An Estate Plan can be as simple as a one-page document or as complex as a multigenerational, international family enterprise with multiple trusts partnerships and other entities. The complexity is driven by your goals, and the objectives which you, and the various stakeholders in your estate (including your family, your future family, employees, institutions and businesses) agree upon in broad outline. Although, it is not necessary to disclose your estate plans to your various stakeholders, it is well to bear in mind what their interests may be and form a broad consensus on the common goal that everyone agrees to in planning.

Once there is agreement, drafting and implementing an Estate Plan becomes simpler.  If, however, there is no agreement on the common goal, or there are unresolved conflicts between the stakeholders in your estate, the planning and execution will be significantly more complex, because alternatives will have to be built in for people upset with the settlement of the estate, based on their assumptions of what your intent was in setting up the Estate Plan. It is important, therefore, not only to communicate the Estate Plan as it is today, but what it will look like in the future to address the concerns of the stakeholders now, rather than waiting until after your death, to minimize their filing a lawsuit. Articulating a common goal, and the objectives of the common goal, builds consensus: consensus minimizes litigating the estate.

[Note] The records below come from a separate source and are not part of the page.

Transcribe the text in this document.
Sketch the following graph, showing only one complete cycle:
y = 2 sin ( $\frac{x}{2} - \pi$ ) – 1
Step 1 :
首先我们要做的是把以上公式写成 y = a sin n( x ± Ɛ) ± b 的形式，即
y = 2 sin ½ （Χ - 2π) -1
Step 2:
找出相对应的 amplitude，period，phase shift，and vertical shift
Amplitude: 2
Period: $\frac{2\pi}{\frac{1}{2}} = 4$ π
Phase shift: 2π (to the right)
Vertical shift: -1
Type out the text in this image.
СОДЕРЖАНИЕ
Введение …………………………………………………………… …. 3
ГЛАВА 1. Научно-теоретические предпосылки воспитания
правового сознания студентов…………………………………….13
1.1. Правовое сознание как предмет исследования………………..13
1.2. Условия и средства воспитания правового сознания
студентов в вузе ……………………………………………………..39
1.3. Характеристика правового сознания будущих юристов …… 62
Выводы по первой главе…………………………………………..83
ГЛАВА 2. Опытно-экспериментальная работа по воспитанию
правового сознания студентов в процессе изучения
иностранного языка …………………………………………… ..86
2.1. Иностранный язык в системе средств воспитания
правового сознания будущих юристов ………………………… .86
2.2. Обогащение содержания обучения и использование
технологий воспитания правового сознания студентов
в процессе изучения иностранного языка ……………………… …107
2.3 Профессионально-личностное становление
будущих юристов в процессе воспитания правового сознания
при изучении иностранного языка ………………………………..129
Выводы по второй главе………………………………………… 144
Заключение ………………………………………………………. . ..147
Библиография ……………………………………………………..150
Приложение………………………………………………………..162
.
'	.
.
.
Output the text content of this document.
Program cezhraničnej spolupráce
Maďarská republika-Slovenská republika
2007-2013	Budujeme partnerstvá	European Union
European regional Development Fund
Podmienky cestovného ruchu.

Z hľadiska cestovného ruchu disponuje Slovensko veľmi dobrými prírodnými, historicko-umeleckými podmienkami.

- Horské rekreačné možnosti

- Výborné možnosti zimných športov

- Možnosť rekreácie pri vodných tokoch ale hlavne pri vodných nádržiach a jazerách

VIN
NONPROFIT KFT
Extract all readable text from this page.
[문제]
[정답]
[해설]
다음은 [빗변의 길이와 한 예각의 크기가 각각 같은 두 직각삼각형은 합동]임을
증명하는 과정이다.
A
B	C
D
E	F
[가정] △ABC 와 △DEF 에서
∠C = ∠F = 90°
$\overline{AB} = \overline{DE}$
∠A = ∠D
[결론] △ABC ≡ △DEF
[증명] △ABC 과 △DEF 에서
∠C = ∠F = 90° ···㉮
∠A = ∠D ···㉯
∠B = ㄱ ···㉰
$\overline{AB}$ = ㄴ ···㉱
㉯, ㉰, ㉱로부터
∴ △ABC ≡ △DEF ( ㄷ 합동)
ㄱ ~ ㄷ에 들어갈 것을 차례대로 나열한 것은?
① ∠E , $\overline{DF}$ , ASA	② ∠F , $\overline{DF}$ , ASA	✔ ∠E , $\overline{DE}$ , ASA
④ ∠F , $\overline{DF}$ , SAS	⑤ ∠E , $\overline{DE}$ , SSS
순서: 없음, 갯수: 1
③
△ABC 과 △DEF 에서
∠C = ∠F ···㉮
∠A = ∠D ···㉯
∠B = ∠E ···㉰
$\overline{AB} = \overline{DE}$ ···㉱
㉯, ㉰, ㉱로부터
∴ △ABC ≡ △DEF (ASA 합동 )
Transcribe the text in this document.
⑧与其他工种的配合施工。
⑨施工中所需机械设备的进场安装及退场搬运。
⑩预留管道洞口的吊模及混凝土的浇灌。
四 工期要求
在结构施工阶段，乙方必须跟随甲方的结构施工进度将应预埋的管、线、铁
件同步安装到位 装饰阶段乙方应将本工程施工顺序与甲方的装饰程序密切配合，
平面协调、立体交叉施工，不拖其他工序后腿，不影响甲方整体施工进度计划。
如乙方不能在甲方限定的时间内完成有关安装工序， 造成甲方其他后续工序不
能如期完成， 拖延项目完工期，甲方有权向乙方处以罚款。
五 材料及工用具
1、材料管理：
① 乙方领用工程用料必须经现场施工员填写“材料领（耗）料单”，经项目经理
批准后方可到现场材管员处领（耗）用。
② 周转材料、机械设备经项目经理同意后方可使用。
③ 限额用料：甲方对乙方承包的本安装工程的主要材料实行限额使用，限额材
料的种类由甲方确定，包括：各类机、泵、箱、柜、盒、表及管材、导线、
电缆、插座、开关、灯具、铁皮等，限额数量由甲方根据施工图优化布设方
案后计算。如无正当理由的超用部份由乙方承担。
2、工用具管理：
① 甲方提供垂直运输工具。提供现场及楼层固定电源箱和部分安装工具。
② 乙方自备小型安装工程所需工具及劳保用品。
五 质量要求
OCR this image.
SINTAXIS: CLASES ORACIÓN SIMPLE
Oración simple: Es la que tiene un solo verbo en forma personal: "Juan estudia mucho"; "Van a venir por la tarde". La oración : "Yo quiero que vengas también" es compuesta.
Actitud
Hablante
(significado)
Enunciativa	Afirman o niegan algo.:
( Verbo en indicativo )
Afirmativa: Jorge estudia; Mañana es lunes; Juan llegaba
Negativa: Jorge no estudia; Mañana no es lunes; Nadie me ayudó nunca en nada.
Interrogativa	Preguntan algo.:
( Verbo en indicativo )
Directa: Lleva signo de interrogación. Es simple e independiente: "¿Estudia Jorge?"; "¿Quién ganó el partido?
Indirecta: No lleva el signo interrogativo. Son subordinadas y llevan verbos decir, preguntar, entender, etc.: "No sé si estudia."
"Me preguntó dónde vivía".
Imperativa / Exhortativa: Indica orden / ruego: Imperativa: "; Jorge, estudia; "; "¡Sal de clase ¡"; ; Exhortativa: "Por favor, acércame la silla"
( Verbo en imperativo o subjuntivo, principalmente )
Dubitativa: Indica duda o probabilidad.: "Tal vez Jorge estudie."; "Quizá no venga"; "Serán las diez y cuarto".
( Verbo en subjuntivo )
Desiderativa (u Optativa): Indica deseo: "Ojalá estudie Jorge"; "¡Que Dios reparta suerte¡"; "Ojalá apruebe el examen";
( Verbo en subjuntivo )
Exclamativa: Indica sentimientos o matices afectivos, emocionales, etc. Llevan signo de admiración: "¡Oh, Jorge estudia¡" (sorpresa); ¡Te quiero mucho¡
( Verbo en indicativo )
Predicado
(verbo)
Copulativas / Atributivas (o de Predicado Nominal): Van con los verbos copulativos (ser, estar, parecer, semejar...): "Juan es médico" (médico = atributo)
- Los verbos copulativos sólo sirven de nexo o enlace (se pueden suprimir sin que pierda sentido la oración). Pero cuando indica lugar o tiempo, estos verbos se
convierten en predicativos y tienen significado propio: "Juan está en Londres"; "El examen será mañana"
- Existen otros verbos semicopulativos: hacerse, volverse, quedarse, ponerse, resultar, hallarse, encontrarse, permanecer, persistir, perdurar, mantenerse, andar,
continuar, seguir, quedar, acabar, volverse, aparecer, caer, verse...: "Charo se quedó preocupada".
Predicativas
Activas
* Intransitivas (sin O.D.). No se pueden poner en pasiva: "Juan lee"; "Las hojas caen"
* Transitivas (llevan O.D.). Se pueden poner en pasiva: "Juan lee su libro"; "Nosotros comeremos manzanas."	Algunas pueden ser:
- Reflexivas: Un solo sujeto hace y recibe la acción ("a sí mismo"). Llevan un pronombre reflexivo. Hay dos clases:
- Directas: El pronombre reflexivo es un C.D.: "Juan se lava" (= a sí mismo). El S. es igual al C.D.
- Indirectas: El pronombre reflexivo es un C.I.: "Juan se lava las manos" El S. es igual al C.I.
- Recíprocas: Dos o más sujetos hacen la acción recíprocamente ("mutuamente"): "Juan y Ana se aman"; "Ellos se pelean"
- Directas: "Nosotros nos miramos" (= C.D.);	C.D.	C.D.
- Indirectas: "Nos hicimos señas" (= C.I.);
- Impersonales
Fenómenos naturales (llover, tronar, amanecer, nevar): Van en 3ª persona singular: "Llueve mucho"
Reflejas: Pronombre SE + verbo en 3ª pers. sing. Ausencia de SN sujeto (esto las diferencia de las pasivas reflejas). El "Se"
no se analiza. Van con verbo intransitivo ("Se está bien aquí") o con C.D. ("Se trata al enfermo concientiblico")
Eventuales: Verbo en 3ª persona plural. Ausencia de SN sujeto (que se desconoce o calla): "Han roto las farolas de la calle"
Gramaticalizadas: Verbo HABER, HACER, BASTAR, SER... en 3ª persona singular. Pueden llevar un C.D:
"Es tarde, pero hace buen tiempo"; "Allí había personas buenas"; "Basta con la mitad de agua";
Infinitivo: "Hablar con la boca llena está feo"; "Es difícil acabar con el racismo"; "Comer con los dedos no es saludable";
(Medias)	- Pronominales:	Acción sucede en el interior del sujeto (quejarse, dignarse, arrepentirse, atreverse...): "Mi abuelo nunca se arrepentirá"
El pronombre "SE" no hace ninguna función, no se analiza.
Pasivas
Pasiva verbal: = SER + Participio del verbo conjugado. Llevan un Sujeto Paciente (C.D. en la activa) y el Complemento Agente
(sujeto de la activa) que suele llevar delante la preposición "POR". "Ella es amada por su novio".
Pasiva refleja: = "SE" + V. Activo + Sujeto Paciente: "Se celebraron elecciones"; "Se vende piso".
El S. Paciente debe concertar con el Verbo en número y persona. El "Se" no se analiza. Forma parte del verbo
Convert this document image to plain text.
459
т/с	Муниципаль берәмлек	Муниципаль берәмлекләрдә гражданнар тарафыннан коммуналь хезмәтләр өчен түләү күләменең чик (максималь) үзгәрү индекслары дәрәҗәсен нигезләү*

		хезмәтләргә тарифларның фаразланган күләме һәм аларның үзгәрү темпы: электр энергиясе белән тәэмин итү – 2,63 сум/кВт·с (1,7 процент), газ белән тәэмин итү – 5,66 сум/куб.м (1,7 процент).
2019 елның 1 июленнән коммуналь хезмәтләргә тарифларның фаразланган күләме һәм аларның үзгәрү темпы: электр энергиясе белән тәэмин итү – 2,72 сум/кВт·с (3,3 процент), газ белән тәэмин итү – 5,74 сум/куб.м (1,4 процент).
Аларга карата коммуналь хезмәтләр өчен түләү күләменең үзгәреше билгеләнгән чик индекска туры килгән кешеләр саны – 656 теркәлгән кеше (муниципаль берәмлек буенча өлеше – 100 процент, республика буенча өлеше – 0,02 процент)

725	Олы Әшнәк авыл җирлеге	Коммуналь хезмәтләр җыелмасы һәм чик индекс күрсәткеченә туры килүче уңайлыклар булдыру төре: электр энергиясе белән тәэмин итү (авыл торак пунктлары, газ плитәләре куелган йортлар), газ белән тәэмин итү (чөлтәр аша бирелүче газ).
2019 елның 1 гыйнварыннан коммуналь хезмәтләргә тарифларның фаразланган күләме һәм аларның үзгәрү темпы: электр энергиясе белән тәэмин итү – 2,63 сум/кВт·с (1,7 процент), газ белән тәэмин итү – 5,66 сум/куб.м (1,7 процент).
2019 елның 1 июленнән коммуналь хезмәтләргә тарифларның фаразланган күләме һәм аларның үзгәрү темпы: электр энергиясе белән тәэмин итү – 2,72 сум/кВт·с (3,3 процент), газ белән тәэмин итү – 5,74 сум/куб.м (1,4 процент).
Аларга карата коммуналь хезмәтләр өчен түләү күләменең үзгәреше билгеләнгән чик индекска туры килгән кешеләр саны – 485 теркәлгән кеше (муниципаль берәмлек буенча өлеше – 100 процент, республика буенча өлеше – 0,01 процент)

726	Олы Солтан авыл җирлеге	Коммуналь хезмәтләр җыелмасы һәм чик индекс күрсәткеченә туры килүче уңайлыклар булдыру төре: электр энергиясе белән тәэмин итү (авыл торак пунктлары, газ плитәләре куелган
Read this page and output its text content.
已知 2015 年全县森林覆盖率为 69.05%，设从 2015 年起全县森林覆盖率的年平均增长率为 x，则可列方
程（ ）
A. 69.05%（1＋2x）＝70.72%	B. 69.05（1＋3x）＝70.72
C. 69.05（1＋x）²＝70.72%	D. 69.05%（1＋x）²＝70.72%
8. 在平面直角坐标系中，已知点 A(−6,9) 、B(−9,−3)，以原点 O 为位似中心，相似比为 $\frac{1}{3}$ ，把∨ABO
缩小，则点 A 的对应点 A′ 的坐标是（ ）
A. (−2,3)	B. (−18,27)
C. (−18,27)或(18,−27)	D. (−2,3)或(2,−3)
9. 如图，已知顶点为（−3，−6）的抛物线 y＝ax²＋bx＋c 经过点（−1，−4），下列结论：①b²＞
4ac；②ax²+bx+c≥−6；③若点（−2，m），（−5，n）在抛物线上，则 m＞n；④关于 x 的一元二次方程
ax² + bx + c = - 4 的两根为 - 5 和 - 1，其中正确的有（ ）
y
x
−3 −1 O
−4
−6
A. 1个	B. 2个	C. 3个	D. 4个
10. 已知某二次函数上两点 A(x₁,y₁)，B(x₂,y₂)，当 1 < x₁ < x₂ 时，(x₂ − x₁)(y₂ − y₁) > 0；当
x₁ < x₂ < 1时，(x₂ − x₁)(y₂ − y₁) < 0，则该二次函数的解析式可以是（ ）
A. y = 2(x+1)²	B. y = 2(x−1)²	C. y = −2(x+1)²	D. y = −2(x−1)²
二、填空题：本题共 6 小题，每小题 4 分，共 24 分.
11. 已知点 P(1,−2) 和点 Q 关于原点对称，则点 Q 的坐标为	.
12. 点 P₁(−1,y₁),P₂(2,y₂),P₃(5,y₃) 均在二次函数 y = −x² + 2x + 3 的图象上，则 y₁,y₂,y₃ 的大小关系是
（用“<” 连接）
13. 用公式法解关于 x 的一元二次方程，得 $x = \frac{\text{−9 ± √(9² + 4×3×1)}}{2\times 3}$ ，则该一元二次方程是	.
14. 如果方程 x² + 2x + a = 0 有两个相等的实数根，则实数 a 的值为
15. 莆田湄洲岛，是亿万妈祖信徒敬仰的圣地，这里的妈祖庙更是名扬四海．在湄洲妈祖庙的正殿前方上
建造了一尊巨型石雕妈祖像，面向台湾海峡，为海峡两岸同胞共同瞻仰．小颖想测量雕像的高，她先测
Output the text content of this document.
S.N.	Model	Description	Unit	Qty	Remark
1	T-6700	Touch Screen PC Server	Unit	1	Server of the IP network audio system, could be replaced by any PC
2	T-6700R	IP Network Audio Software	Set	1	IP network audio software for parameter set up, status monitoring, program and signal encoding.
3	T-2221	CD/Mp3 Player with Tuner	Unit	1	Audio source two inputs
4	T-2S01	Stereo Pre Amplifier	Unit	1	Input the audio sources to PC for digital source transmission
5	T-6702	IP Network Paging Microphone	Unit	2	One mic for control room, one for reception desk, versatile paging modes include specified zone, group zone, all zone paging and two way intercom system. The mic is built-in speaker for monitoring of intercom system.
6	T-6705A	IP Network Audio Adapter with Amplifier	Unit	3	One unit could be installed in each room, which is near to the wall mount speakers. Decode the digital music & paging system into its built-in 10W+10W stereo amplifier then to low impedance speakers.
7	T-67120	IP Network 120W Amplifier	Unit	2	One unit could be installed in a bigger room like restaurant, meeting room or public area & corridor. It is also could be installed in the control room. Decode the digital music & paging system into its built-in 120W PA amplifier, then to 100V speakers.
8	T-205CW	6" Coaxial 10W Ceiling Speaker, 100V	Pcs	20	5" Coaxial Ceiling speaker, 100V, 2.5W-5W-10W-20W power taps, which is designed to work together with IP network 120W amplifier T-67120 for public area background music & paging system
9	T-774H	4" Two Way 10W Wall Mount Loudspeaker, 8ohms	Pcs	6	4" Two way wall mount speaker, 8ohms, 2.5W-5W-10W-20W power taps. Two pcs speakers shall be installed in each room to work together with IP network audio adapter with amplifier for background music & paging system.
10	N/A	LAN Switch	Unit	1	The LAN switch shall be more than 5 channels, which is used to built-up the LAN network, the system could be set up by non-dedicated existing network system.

What type of planning if any, you will need, depends on several factors. To begin, ask yourself the following questions:

  • Do all of your current documents reflect your goal and objectives on transferring your assets during your lifetime and at your death?
  • Are all of your assets correctly titled, beneficiary designation forms and life insurance beneficiary forms correct and up-to-date?
  • Are all necessary Trusts, based on your goals and objectives, properly set up and funded? and,
  • Do you have the necessary documents and contingency plans in case of some unexpected incapacity?

Each one of these questions helps to surface some of the hidden assumptions that people make about their Estate Plan, and also the most common mistakes that people make when planning.

Also, try running through the following scenarios:

  • What would happen if you lived to be 100?
  • What would happen if you died tomorrow?
  • What would happen if you became incapacitated today?
  • What would happen if someone who is your beneficiary dies, becomes disabled or is otherwise unwilling or unable to receive the assets at your death?

As to actual documents, the most important documents which you should have: a Will, a Health Care Proxy and a Durable Power of Attorney. These documents allow you to designate someone else to handle your personal and financial affairs in a situation where you are temporarily, or permanently, unable to do so for yourself, as well as after your death.

The next check what is in existence today, such as:

  • The title to real estate,
  • The beneficiary designation on deferred compensation plans e.g. an IRA,
  • The beneficiaries on life insurance,
  • The ownership of bank and investment accounts, and so on.

Don’t assume that, just because you completed a document 5 or 10 years ago, that either is currently up-to-date or, in the case of a beneficiary designation form, the custodian or asset manager has accurately recorded your intent.

Finally, take a look at what, if any, financial planning and wealth management planning has been done in the past. This doesn’t necessarily mean that there is a formal written plan, but it may take the form of budgeting for payments of required minimum distributions, protecting assets from creditors and long-term care costs, making sure that life insurance premiums are paid and so forth.

I hope that this refresher on what estate planning is about and how it is done will be helpful in grounding you as you are barraged with the multiple alternatives being discussed today.